Concerns about zookeeper's lock-recipe

While reading the ZooKeeper's recipe for lock, I got confused. It seems that this recipe for distributed locks can not guarantee "any snapshot in time no two clients think they hold the same lock". But since ZooKeeper is so widely adopted, if there were such mistakes in the reference documentation, someone should have pointed it out long ago, so what did I misunderstand?
Quoting the recipe for distributed locks:
Locks
Fully distributed locks that are globally synchronous, meaning at any snapshot in time no two clients think they hold the same lock. These can be implemented using ZooKeeeper. As with priority queues, first define a lock node.
Call create( ) with a pathname of "locknode/guid-lock-" and the sequence and ephemeral flags set.
Call getChildren( ) on the lock node without setting the watch flag (this is important to avoid the herd effect).
If the pathname created in step 1 has the lowest sequence number suffix, the client has the lock and the client exits the protocol.
The client calls exists( ) with the watch flag set on the path in the lock directory with the next lowest sequence number.
if exists( ) returns false, go to step 2. Otherwise, wait for a notification for the pathname from the previous step before going to step 2.
Consider the following case:
Client1 successfully acquired the lock (in step 3), with ZooKeeper node "locknode/guid-lock-0";
Client2 created node "locknode/guid-lock-1", failed to acquire the lock, and is now watching "locknode/guid-lock-0";
Later, for some reason (say, network congestion), Client1 fails to send a heartbeat message to the ZooKeeper cluster on time, but Client1 is still working away, mistakenly assuming that it still holds the lock.
But, ZooKeeper may think Client1's session is timed out, and then
delete "locknode/guid-lock-0",
send a notification to Client2 (or maybe send the notification first?),
but can not send a "session timeout" notification to Client1 in time (say, due to network congestion).
Client2 gets the notification, goes to step 2, gets the only node ""locknode/guid-lock-1", which it created itself; thus, Client2 assumes it hold the lock.
But at the same time, Client1 assumes it holds the lock.
Is this a valid scenario?
The scenario you describe could arise.
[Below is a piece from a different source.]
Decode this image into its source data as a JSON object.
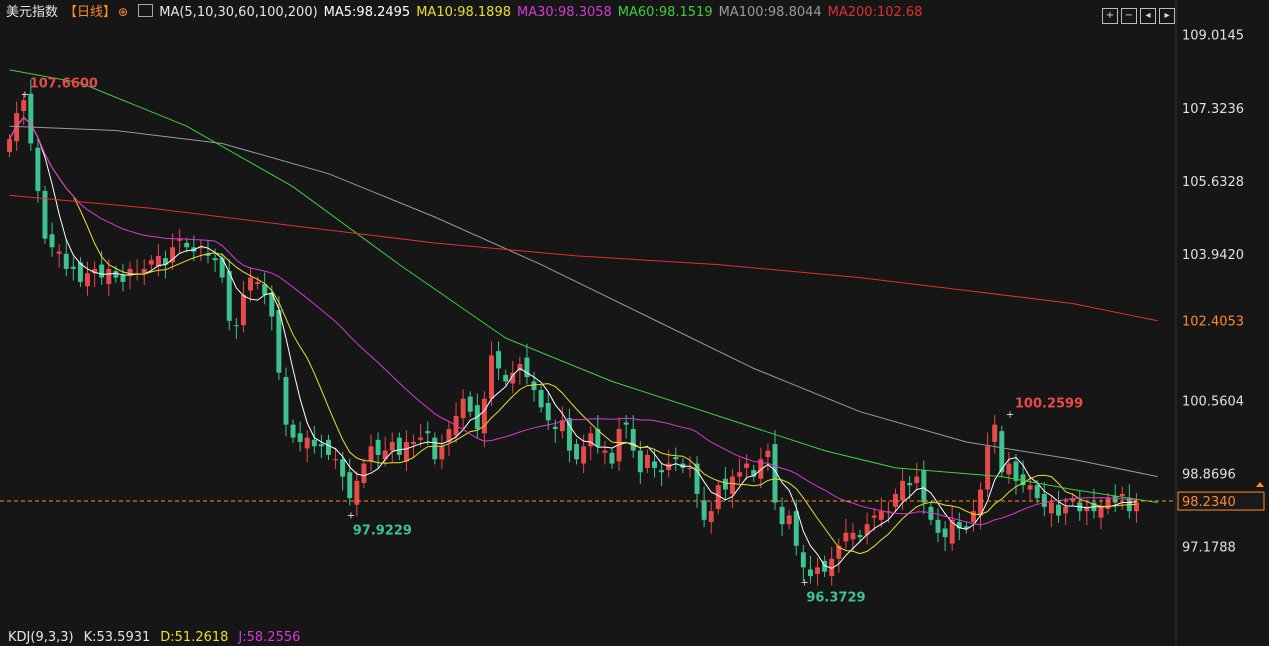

Client 1 thinks it has the lock, but in fact its session has timed out, and Client 2 acquires the lock.
The ZooKeeper client library will inform Client 1 that its connection has been disconnected (but the client doesn't know the session has expired until the client connects to the server), so the client can write some code and assume that his lock has been lost if he has been disconnected too long. But the thread which uses the lock needs to check periodically that the lock is still valid, which is inherently racy.
...But, Zookeeper may think client1's session is timeouted, and then...
From the Zookeeper documentation:
The removal of a node will only cause one client to wake up since
each node is watched by exactly one client. In this way, you avoid
the herd effect.
There is no polling or timeouts.
So I don't think the problem you describe arises. It looks to me as thought there could be a risk of hanging locks if something happens to the clients that create them, but the scenario you describe should not arise.
from packt book - Zookeeper Essentials
If there was a partial failure in the creation of znode due to connection loss, it's
possible that the client won't be able to correctly determine whether it successfully
created the child znode. To resolve such a situation, the client can store its session ID
in the znode data field or even as a part of the znode name itself. As a client retains
the same session ID after a reconnect, it can easily determine whether the child znode
was created by it by looking at the session ID.